Опыты Пастера решили вопрос – не без долгой и ожесточенной, однако, борьбы. Мы скоро рассказали, но дело делалось гораздо медленнее. Пять лет, с 1860-го по 1864-й, тянулась война Пастера с Пуше, Мюссе и другими сторонниками самозарождения. Он варьировал свои опыты на всевозможный лад, производил их с самыми разнообразными жидкостями и настоями и так же неуклонно и последовательно, как в войне с Либихом по вопросу о брожении, сбивал с позиции своих противников. Война кончилась его торжеством; противники отступили, не признав себя побежденными, но исчерпав доказательства, так что дальнейшего спора просто-таки нельзя было вести, и ученый мир не мог не признать победу Пастера, который, по выражению Пола Бера, “заклепал в конце концов все пушки противников”.
Мы не станем вдаваться в детали этой борьбы. Много интересных и оригинальных опытов произвел Пастер,– опытов, послуживших исходными пунктами важных исследований, и все они подтверждали его основное положение: раз опыт поставлен так, что микроорганизмы не появляются, никакого самозарождения не происходит.
Полемика между Пуше и Пастером волновала не только ученый мир. Общество заинтересовалось ею и разделилось на два лагеря, ожесточенно воевавшие в газетах и журналах. Отголоски этой войны можно найти и в нашей тогдашней литературе; в журналах появлялись статьи о самозарождении; в числе прочих – резкая статья Писарева в защиту взглядов Пуше.
Причиной этого всеобщего внимания к вопросу о самозарождении был частью высокий интерес проблемы, а пуще того обстоятельство совсем постороннее. К чисто научной теме – капитальному биологическому вопросу – приклеили выводы общественного характера, прицепили вовсе не связанные с нею интересы религии и морали, свободного мышления и почитания догматов… Самозарождение явилось лозунгом материализма и всей критически мыслящей, отвергавшей догматизм части общества; рождение от себе подобных– девизом… не то чтобы религиозных людей вообще – этого нельзя сказать,– а людей, связывающих с религией целый ряд выводов запретительного, непускательного, гасительного и душительного свойства.
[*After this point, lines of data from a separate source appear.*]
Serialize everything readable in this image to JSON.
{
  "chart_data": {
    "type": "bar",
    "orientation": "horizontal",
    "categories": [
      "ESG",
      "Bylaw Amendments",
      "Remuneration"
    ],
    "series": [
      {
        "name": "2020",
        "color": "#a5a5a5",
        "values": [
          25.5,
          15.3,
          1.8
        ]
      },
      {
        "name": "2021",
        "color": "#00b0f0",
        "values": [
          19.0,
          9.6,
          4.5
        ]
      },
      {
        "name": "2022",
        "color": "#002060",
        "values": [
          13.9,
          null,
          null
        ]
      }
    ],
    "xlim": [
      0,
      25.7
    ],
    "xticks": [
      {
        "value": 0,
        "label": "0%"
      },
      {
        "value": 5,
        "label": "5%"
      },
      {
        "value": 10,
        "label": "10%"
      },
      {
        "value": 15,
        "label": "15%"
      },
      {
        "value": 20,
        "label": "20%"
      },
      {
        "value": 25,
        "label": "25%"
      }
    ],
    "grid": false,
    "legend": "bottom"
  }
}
Клерикалы провозгласили Пастера своим вождем, к ним, как водится, примкнули охранители всякого рода; свободомыслящие встали за Пуше, к ним присоединились прогрессивные элементы общества. Из ученого, отыскивающего истину, из мыслителя, силой логики приведенного к известному принципу, Пастер превратился– в изображении клерикалов – в нового Петра Амьенского, затеявшего крестовый поход против неверия. Он – по уверению Муаньо – “решился обратить к спиритуализму материалистов и скептиков. Он взял на себя священную миссию: спасать человеческие души”.
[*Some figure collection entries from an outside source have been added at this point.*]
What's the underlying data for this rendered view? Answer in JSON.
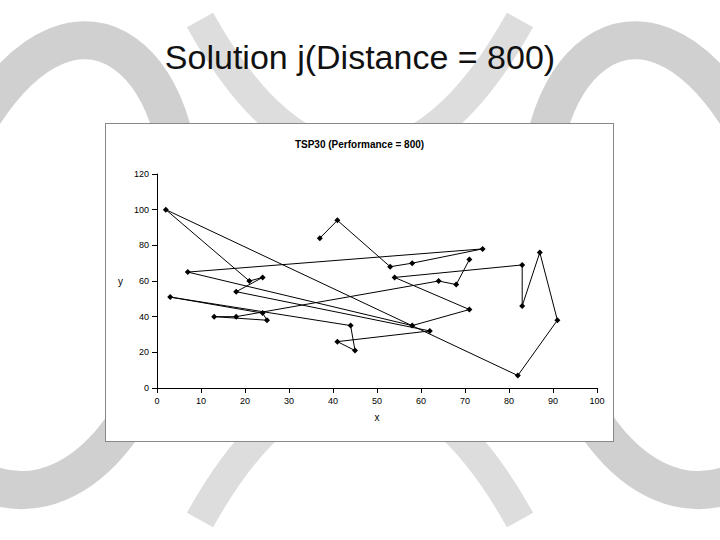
{
  "slide": {
    "title": "Solution j(Distance = 800)"
  },
  "chart_data": {
    "type": "line",
    "title": "TSP30 (Performance = 800)",
    "x_label": "x",
    "y_label": "y",
    "x": [
      37,
      41,
      53,
      58,
      74,
      7,
      58,
      71,
      54,
      83,
      83,
      87,
      91,
      82,
      2,
      21,
      24,
      18,
      62,
      41,
      45,
      44,
      3,
      24,
      25,
      13,
      18,
      64,
      68,
      71
    ],
    "values": [
      84,
      94,
      68,
      70,
      78,
      65,
      35,
      44,
      62,
      69,
      46,
      76,
      38,
      7,
      100,
      60,
      62,
      54,
      32,
      26,
      21,
      35,
      51,
      42,
      38,
      40,
      40,
      60,
      58,
      72
    ],
    "color": "#000000",
    "marker": "diamond",
    "line_style": "solid",
    "xlim": [
      0,
      100
    ],
    "xticks": [
      0,
      10,
      20,
      30,
      40,
      50,
      60,
      70,
      80,
      90,
      100
    ],
    "ylim": [
      0,
      120
    ],
    "yticks": [
      0,
      20,
      40,
      60,
      80,
      100,
      120
    ],
    "grid": false
  }
}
В действительности у Пастера была задача более благодарная и серьезная. Он решал научную проблему, к которой неизбежно приводили его первые опыты и от разрешения которой зависела вся его дальнейшая работа с ее неисчислимыми последствиями для человечества.
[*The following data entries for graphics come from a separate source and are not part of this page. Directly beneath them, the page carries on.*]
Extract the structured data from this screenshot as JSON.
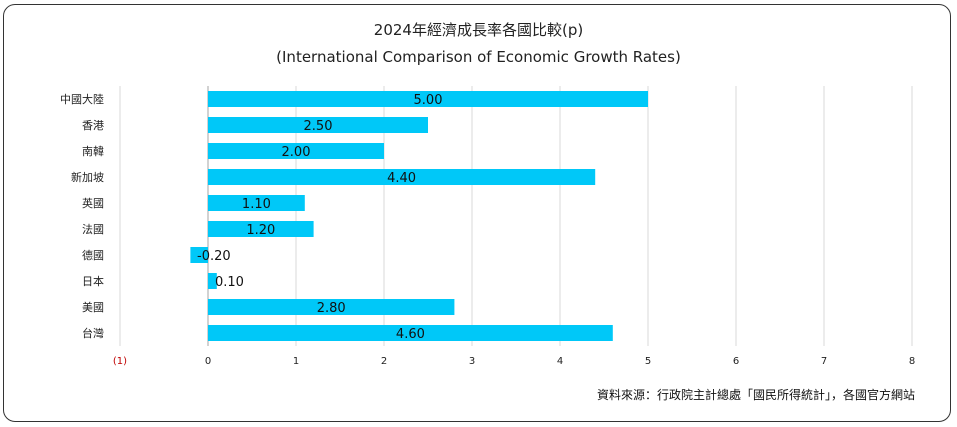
{
  "chart_data": {
    "type": "bar",
    "orientation": "horizontal",
    "title": "2024年經濟成長率各國比較(p)",
    "subtitle": "(International Comparison of Economic Growth Rates)",
    "categories": [
      "中國大陸",
      "香港",
      "南韓",
      "新加坡",
      "英國",
      "法國",
      "德國",
      "日本",
      "美國",
      "台灣"
    ],
    "values": [
      5.0,
      2.5,
      2.0,
      4.4,
      1.1,
      1.2,
      -0.2,
      0.1,
      2.8,
      4.6
    ],
    "value_labels": [
      "5.00",
      "2.50",
      "2.00",
      "4.40",
      "1.10",
      "1.20",
      "-0.20",
      "0.10",
      "2.80",
      "4.60"
    ],
    "xlim": [
      -1,
      8
    ],
    "ticks": [
      {
        "value": -1,
        "label": "(1)"
      },
      {
        "value": 0,
        "label": "0"
      },
      {
        "value": 1,
        "label": "1"
      },
      {
        "value": 2,
        "label": "2"
      },
      {
        "value": 3,
        "label": "3"
      },
      {
        "value": 4,
        "label": "4"
      },
      {
        "value": 5,
        "label": "5"
      },
      {
        "value": 6,
        "label": "6"
      },
      {
        "value": 7,
        "label": "7"
      },
      {
        "value": 8,
        "label": "8"
      }
    ],
    "grid": true,
    "bar_color": "#00c8f8",
    "negative_tick_color": "#c00000"
  },
  "source": "資料來源：行政院主計總處「國民所得統計」，各國官方網站"
}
В споре с Пуше он действовал как истинный ученый, опровергая своего противника опытами, и только опытами. Но, к сожалению, он не ограничился чисто научной постановкой вопроса и благосклонно принял навязанную ему роль Петра Амьенского. Надо заметить, что вне своей науки Пастер был человеком традиционных воззрений, которые принимал без всякой критики, как будто весь его гений, критический ум, скептицизм поглощались наукой (да так оно и было), а на другие вещи уж ничего и не оставалось. Он принимал религию, как учили его в детстве, со всеми последствиями, с целованием туфли Его Святейшества и тому подобным. Воплощение скептицизма, неверия и критического духа в научных вопросах, он проявлял веру бретонского мужика или даже “бретонской бабы”, по его собственному выражению, конечно преувеличенному.